The first blog in a series connected to FinTech Scotland's consumer inclusion work. Nicola Anderson shares her reflections on work we've been doing with the impartial and independent debt advice sector. There is no doubt technology and fintech can play a role in the future of this crucial sector and we're keen to support more collaboration and finding ways to build needed solutions.

Recent research and studies have found that 51% of consumers run out of money before payday; 23% report they are finding it difficult to manage; one in five consumers have no savings and almost 16% of the population can be described as over-indebted.

Recognising demand for debt advice services is rising, we invited representatives from a range of debt advice agencies and Scottish Government to discuss the current problems facing the sector and the potential for seeking technology-based solutions to practically improve the experience for those both providing and receiving debt advice.

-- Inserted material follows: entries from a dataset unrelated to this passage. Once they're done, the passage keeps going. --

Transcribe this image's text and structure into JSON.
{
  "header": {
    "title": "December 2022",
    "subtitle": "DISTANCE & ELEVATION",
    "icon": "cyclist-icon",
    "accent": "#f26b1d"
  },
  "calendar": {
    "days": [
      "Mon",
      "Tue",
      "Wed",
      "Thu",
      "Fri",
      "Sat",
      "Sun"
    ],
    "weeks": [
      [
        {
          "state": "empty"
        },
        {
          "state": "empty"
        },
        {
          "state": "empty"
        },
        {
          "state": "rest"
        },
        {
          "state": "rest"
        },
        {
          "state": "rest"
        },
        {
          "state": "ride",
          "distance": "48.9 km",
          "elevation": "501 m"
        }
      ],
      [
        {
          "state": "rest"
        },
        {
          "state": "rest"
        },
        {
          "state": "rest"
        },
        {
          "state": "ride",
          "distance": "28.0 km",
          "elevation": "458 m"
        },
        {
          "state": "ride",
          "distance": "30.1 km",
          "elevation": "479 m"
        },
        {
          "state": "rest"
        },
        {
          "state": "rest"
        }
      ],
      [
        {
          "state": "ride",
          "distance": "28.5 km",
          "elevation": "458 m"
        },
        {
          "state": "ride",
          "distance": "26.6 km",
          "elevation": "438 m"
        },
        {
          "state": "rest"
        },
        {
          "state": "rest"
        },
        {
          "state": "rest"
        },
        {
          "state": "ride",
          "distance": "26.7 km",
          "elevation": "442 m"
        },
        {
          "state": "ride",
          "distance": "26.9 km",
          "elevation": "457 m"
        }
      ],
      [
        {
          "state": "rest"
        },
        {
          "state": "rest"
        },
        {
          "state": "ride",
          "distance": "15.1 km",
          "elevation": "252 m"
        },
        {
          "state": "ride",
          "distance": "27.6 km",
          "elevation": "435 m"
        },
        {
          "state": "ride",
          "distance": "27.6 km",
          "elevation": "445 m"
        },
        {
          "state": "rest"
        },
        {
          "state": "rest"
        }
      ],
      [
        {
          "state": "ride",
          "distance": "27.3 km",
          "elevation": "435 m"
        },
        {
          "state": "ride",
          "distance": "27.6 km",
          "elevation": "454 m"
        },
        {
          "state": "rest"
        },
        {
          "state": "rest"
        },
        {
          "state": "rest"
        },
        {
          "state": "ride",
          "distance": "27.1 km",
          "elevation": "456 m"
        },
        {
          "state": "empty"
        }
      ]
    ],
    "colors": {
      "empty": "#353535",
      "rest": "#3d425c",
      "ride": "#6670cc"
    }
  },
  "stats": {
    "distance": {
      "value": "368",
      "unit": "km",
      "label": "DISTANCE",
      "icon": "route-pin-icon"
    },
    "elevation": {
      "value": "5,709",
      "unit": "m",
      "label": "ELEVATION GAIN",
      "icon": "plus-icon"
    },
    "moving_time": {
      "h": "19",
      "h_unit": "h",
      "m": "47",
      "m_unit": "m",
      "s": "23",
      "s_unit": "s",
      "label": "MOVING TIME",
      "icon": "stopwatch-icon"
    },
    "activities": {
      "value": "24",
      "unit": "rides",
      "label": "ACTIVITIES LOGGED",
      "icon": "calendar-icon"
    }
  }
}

Working collaboratively and across sectors the aim of the initiative was to identify priority issues that, if addressed through technological developments, would benefit the debt advice sector, building efficiencies and putting users at its heart.

The input from these experts has shaped three main problems and we’re pleased to share details of these in this blog. Of course, the next stage is to find solutions for these issues! Ever the optimist I’m hopeful that collectively we can do that, starting with sharing what this vital sector thinks its main problem are!

Unanimously, the experts agreed that the problem top of their list was the sectors limited ability to access available data efficiently or to its fullest extent. They shared examples where it can often take weeks to have a fully verified understanding of a clients circumstances, due to time consuming nature of the range of data and documentation checks needed to verify the position. Understandably this can exasperate the stress for people but in addition there can be circumstances where it also can limit the appropriate options for debt advice solutions.

Second problem held by the experts in the room was that current debt solutions and repayment plans are inflexible and do not reflect the reality of people’s lives - which exacerbates problem debt. Current solutions, more often than not, seem to force people into a set date repayment plan with little of no flexibility to reflect the fact that income could be variable or paid at different points each month. The view in the room was that there seemed to be little room for flexibility once a plan was in place and there was a general desire to see all creditors think about the benefits of greater flexibility in repayment plans not just when someone enters a problem debt scenario.

The third problem centered on the lack of pre-emptive engagement options to enable earlier intervention in a developing debt scenario. Experience shows that general recognition of the ‘tipping point’ into problem debt is poor, increasing in the numbers of people moving from debt to ‘problem’ debt scenarios. The inability to recognise the ‘tipping point’ happens across a range of vested stakeholders including, Consumers/Citizens, Financial Organisations and Statutory bodies.

Money Advice Scotland in particular, are hopeful that technology solutions plays a key role in the debt advice sector of the future and have plans to work with FinTech Scotland and the fintech community to help develop and raise further awareness on financial inclusion issues impacting today’s society.

The insights coming directly from the experts who work with people at the heart of this issue are invaluable. Are there any quick wins available to any of these issues – we’d love to know!

In the meantime, thank you to all those who shared their views,  its good to know the debt advice sector will continue the focus on this initiative.